Bartolomeo Scala, On the Philosophical Sects (§6):
They go wildly astray, who think that the old Academics (who get that designation because of the new Academics, of whom I will speak a little later) differ from the Peripatetics because the Academics maintained the old method of Socrates in holding off one’s assent in all things, and in thinking that the truth could not be discovered by people; on the other hand, the Peripatetics, thinking otherwise, assented to many things and affirmed for certain what they said. But as Cicero says, even if Plato appears in his books to imitate that Socratic doubt about all things and his habit of speaking with no affirmation, just so that he can give a more lively portrait of Socrates, whom he often brings into the scene of dispute, the successors of Plato abandoned these principles.

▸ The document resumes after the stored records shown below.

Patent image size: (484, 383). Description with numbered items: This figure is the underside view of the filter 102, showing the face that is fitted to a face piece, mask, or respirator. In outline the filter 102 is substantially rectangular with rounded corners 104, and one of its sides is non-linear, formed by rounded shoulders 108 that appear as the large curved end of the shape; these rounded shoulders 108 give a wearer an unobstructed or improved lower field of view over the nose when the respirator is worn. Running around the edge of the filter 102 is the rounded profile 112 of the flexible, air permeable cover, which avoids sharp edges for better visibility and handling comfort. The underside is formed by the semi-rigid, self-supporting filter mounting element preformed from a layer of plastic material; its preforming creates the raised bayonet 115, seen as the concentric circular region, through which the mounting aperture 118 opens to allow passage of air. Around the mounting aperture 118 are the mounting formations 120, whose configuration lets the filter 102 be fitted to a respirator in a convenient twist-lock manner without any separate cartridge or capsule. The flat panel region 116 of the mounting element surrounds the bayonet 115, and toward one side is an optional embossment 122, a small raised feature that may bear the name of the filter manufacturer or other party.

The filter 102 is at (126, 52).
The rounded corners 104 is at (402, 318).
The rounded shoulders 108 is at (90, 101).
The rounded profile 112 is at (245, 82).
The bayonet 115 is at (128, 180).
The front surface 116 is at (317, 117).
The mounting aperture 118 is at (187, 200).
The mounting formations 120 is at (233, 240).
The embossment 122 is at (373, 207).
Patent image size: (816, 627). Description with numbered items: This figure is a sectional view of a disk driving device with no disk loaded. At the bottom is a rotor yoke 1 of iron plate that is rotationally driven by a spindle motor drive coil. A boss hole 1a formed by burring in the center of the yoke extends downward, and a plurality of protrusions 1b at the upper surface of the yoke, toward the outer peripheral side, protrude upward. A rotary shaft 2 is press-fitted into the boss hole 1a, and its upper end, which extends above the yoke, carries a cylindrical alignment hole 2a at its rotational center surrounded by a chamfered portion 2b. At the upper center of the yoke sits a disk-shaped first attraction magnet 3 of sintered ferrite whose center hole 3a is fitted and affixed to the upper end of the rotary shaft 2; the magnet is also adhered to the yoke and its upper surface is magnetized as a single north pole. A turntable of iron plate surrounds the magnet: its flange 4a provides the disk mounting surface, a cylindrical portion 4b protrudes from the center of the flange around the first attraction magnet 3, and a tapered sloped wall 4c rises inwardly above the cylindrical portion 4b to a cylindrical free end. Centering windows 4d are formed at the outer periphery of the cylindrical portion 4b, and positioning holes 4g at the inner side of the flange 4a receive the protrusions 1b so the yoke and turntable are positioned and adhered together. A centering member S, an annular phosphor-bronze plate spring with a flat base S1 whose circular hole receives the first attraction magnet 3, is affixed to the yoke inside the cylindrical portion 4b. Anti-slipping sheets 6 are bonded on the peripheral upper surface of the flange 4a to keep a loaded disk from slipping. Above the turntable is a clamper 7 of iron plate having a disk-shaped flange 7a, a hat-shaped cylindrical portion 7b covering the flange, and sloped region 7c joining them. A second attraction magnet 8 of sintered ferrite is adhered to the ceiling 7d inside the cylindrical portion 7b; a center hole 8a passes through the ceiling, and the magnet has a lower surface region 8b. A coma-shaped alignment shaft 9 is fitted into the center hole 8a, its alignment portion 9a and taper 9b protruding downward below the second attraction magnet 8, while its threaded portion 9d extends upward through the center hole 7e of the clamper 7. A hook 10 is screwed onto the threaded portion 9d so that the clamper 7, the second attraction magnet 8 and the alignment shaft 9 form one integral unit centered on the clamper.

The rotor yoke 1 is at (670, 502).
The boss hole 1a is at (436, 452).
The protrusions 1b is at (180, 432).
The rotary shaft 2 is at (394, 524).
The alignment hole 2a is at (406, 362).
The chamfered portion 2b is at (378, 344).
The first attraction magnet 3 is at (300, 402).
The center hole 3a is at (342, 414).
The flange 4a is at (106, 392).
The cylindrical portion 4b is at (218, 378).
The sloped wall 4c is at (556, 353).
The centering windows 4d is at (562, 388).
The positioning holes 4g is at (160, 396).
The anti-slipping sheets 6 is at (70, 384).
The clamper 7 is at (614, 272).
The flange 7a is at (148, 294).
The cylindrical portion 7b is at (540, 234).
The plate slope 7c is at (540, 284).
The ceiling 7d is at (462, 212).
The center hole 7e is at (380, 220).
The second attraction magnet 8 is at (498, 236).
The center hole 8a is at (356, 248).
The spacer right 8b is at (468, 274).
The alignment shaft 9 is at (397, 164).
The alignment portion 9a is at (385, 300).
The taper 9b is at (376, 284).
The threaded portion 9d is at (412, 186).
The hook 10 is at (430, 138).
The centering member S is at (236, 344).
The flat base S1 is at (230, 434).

Thus (and Socrates would have disapproved) there sprung up in philosophy a certain art of speaking, an order of things, and a description of the discipline, which was initially just one thing with two names. For there was no difference between the Peripatetics and that old Academy. Aristotle seemed to stand forth with his abundance of mental acuity, but each school had a fount of matter, and there was the same division in both schools of things to be sought and things to be avoided. They differed in name alone, which for Aristotle came from his strolling while teaching, and for Plato came from the place where he taught.
Aberrant enim qui putant veteres Academicos (sic enim dicti sunt propter novos, de quibus paulo dicetur post) ideo differre a Peripateticis quod illi antiquum Socratis morem omnibus in rebus continendi assensionem tenuissent, quod inveniri ab hominibus verum posse non putarent; contra vero hi, aliter iudicantes, et assentirentur aliis et ipsi quod dicerent pro certo confirmarent. Illam enim Socraticam dubitationem de omnibus rebus et nulla affirmatione adhbita consuetudinem disserendi, ut ait Cicero, etsi imitari videtur Plato in suis libris ut Socratem verius exprimat, quem frequentissime inducit disputantem, qui a Platone postea manarunt, reliquerunt. Ita facta est disserendi, quod minime Socrates probabat, ars quaedam philosophiae et rerum ordo et descriptio disciplinae, quae quidem primo erat duobus nominibus una. Nihil enim inter Peripateticos et illam veterem Academiam differebat. Abundantia quadam ingenii praestabat, ut mihi videtur, Aristoteles, sed idem fons rerum erat utrisque et eadem rerum expetendarum fugiendarumque partitio. Solo igitur nomine differebant, quod hinc disputando deambulatio, illinc in quo Plato docuerat locus fecerat.